Signés par le Chef du gouvernement, Aziz Akhannouch, ces textes instaurent des « Sociétés des infrastructures sportives » dans chacune des villes concernées. Chaque entité disposera d’un capital de 20 millions de dirhams et reposera sur un partenariat réunissant l’État, les collectivités territoriales et les acteurs du football national.

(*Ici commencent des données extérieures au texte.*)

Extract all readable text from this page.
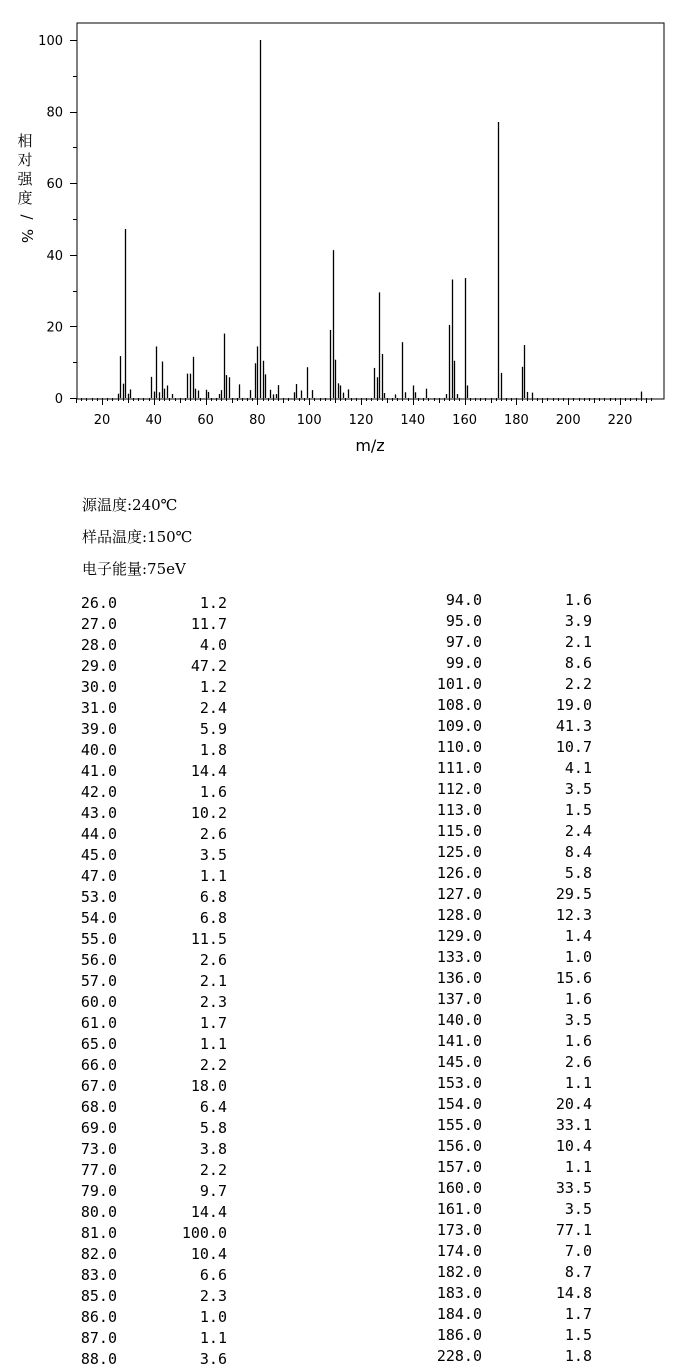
20	40	60	80 100 120 140 160 180 200 220
0
20
40
60
80
100
m/z
相
对
强
度
/
%
源温度:240℃
样品温度:150℃
电子能量:75eV
26.0	1.2
27.0	11.7
28.0	4.0
29.0	47.2
30.0	1.2
31.0	2.4
39.0	5.9
40.0	1.8
41.0	14.4
42.0	1.6
43.0	10.2
44.0	2.6
45.0	3.5
47.0	1.1
53.0	6.8
54.0	6.8
55.0	11.5
56.0	2.6
57.0	2.1
60.0	2.3
61.0	1.7
65.0	1.1
66.0	2.2
67.0	18.0
68.0	6.4
69.0	5.8
73.0	3.8
77.0	2.2
79.0	9.7
80.0	14.4
81.0	100.0
82.0	10.4
83.0	6.6
85.0	2.3
86.0	1.0
87.0	1.1
88.0	3.6
94.0	1.6
95.0	3.9
97.0	2.1
99.0	8.6
101.0	2.2
108.0	19.0
109.0	41.3
110.0	10.7
111.0	4.1
112.0	3.5
113.0	1.5
115.0	2.4
125.0	8.4
126.0	5.8
127.0	29.5
128.0	12.3
129.0	1.4
133.0	1.0
136.0	15.6
137.0	1.6
140.0	3.5
141.0	1.6
145.0	2.6
153.0	1.1
154.0	20.4
155.0	33.1
156.0	10.4
157.0	1.1
160.0	33.5
161.0	3.5
173.0	77.1
174.0	7.0
182.0	8.7
183.0	14.8
184.0	1.7
186.0	1.5
228.0	1.8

Dans ce dispositif, l’État, à travers le ministère de l’Économie et des Finances, apportera la moitié du capital, soit 10 millions de dirhams par société. Les régions contribueront à hauteur de 4,5 millions de dirhams chacune, tandis que la Fédération royale marocaine de football (FRMF) participera avec 3,5 millions de dirhams. Les communes des villes concernées compléteront le financement avec une contribution de 2 millions de dirhams chacune.
Ces sociétés anonymes, dotées d’un conseil d’administration et créées conformément à la loi relative aux sociétés anonymes, auront pour mission d’assurer la gestion globale des stades et complexes sportifs liés à l’organisation du Mondial 2030. Leur rôle ne se limitera pas à la maintenance des infrastructures : elles devront également développer un modèle économique durable, basé sur la valorisation des équipements selon les standards internationaux.
La stratégie prévoit notamment la diversification des sources de revenus, à travers la billetterie numérique, la commercialisation d’espaces publicitaires, l’accueil d’événements sportifs et culturels ou encore l’exploitation d’espaces commerciaux et de restauration. L’objectif est de garantir la rentabilité et la pérennité des stades tout en réduisant la dépendance aux financements publics.
Au-delà de la Coupe du monde, ces infrastructures auront également une vocation territoriale et sociale. Elles devront rester accessibles aux clubs locaux, aux associations et aux jeunes, afin de favoriser la pratique sportive et de contribuer au développement régional.
Cette initiative s’inscrit dans une démarche plus large de modernisation de la gouvernance sportive au Maroc. En structurant la gestion des infrastructures et en professionnalisant leur exploitation, le gouvernement entend préparer au mieux l’organisation du Mondial 2030 tout en laissant un héritage durable pour le sport national.